Ilustrasi - Pembangkit listrik tenaga nuklir di Cattenom, Perancis bagian timur.
Ilustrasi - Pembangkit listrik tenaga nuklir di Cattenom, Perancis bagian timur. ( AFP/KOMPAS.COM )

Komisaris PLN Ngaku Banjir Pertanyaan Terkait Pembangunan PLTN Pertama Indonesia di Pulau Gelasa Babel

25 November 2023 08:23 WIB

Tidak mudah untuk menjawabnya. Perbedaan pendapat antar individu, organisasi bahkan negara selalu mewarnai perdebatan penggunaan energi nuklir. 

Masalah keamanan dari reaktor nuklir menjadi pertimbangan utama masyarakat apakah mereka mau menerima PLTN dibangun didaerahnya. Keamanan disini tidak terbatas pada sisi pengoperasiannya saja tapi juga dari kemungkinan terjadinya bencana alam yang diluar kontrol manusia. Atau juga bencana yang diakibatkan oleh ulah manusia sendiri seperti perang. 

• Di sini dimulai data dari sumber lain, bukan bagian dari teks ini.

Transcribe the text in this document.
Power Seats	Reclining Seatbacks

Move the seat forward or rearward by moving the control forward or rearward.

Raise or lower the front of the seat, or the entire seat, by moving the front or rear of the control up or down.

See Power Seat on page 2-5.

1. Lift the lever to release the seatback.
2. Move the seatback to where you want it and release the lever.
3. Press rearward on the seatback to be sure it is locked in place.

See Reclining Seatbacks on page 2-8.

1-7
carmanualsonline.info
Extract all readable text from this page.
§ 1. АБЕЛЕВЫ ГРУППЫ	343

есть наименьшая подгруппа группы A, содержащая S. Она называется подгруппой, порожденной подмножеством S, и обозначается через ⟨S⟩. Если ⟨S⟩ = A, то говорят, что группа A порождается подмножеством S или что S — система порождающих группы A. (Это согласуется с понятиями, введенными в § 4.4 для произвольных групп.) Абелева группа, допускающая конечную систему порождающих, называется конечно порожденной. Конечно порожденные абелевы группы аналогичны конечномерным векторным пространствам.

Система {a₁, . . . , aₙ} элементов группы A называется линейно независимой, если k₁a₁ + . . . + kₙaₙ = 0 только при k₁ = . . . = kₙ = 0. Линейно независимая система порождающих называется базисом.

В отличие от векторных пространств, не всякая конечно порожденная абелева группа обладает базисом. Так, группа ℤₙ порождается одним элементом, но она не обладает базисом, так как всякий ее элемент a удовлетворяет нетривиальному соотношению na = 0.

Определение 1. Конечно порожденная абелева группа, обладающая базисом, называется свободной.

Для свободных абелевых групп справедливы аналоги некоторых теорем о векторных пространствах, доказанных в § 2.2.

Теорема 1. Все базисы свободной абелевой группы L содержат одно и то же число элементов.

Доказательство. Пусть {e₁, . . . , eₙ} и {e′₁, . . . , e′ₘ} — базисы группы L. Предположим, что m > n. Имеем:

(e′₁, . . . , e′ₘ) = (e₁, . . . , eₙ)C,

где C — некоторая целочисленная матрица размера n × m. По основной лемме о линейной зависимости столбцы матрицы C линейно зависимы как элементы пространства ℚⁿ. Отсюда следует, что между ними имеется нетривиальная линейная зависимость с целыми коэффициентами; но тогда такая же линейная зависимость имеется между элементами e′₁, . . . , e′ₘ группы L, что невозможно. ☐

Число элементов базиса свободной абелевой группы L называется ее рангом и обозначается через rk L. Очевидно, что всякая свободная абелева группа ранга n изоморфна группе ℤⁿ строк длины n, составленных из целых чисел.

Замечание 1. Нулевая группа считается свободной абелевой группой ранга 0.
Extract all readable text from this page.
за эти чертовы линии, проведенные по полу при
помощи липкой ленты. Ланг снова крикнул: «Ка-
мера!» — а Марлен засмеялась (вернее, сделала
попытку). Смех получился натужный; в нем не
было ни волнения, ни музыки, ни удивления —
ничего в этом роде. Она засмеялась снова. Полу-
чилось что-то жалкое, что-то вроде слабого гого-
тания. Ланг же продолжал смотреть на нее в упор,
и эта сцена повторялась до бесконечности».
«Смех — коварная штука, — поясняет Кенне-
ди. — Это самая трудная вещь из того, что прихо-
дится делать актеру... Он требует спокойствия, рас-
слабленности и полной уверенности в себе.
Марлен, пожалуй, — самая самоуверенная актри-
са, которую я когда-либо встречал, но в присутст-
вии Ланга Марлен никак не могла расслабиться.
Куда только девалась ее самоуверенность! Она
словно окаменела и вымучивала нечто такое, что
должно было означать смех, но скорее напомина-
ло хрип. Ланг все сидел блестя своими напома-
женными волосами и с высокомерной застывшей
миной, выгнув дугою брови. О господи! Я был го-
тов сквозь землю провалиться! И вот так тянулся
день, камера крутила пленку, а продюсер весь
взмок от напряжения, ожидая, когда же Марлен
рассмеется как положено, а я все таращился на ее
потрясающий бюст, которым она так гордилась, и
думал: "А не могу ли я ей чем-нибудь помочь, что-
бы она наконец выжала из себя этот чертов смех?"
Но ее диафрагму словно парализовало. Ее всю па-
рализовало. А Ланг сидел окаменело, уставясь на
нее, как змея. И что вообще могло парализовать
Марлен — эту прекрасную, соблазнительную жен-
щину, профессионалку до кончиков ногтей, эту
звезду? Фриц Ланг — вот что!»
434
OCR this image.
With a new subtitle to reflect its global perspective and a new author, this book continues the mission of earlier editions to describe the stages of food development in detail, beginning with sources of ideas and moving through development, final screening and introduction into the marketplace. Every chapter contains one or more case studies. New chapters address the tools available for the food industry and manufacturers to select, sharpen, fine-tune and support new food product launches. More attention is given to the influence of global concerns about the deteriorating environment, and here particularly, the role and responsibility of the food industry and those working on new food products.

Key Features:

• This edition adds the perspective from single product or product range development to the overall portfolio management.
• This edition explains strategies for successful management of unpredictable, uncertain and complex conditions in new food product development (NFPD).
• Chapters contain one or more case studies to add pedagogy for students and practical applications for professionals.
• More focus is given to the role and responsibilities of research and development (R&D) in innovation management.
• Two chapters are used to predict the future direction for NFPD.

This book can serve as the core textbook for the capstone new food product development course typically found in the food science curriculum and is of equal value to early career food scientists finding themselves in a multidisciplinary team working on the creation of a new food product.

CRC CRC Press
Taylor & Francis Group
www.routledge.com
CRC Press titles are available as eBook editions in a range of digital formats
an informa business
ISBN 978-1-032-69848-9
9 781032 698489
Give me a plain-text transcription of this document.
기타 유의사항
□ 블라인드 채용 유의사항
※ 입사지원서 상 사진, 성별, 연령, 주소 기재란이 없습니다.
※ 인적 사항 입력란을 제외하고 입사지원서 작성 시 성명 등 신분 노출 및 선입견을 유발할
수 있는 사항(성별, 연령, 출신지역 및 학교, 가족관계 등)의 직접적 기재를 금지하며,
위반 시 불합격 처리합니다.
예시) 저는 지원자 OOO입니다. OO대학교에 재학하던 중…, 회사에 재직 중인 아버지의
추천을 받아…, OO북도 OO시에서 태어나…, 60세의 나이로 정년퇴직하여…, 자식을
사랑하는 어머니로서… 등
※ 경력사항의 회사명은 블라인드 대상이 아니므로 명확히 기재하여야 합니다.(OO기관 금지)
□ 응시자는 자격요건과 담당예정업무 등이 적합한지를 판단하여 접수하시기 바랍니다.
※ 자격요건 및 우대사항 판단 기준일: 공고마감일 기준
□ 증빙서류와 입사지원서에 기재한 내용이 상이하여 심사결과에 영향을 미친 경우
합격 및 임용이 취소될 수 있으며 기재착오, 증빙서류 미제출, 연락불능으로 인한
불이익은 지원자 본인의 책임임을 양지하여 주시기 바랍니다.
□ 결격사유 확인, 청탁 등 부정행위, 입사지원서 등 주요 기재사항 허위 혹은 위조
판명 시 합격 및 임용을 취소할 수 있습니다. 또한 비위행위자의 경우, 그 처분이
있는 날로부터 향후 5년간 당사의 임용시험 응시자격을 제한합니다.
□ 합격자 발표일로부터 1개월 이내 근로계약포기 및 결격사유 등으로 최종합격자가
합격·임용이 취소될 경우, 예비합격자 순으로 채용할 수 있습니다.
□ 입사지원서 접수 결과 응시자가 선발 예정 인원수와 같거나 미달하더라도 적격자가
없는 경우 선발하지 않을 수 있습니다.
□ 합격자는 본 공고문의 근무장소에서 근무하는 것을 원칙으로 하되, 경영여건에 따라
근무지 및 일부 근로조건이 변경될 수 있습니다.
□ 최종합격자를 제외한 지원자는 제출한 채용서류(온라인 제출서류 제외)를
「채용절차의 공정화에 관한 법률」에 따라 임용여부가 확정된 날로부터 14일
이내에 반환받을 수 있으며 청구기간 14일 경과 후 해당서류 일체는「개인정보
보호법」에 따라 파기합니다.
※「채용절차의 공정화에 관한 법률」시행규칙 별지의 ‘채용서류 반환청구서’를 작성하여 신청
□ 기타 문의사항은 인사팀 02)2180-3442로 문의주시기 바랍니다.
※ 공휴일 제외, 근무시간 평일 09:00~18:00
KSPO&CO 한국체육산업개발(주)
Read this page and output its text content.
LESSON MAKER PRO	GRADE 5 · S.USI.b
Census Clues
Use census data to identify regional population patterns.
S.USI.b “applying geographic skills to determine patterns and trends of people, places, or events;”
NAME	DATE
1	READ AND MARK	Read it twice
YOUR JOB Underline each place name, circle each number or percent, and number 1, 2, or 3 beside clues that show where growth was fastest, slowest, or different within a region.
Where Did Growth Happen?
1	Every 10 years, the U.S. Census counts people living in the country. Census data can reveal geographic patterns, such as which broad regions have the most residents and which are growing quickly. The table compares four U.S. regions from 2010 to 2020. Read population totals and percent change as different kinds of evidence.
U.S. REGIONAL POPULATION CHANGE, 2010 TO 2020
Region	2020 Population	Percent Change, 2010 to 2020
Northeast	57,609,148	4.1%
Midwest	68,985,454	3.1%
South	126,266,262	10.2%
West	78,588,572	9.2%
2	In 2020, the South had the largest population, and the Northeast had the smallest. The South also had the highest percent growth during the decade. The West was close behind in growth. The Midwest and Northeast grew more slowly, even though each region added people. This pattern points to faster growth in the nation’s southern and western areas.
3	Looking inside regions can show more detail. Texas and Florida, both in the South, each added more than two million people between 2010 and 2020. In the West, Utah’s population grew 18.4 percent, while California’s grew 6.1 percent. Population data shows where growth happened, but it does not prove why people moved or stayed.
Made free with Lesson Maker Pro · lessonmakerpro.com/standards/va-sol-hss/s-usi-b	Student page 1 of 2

Sindrom NIMBY (Not In My BackYard) hampir selalu mengemuka jika ada rencana pembangunan PLTN di suatu negara. Penolakan warga agar PLTN tersebut tidak dibangun didaerahnya menjadi momok bagi pengembang PLTN

Penolakan ini mendapat legitimasi lebih kuat setelah melihat akibat yang timbul dari kecelakaan PLTN Fukushima di Jepang tahun 2011 dan Chernobyl di Ukraina tahun 1986. 

Meskipun memiliki profil resiko (risk profile) yang tinggi, beberapa negara seperti Perancis justru masih nyaman menggunakan PLTN sebagai sumber energi mereka. Tapi tidak dengan Jerman yang mempensiunkan PLTN yang mereka punya.  

Di sinilah kita bicara tentang risk appetite atau risk tolerance (tingkat resiko yang akan diambil) yang mempengaruhi strategi energi sebuah negara. Bagi Perancis resiko menggunakan energi nuklir dapat dikelola dengan baik tapi tidak dengan Jerman. 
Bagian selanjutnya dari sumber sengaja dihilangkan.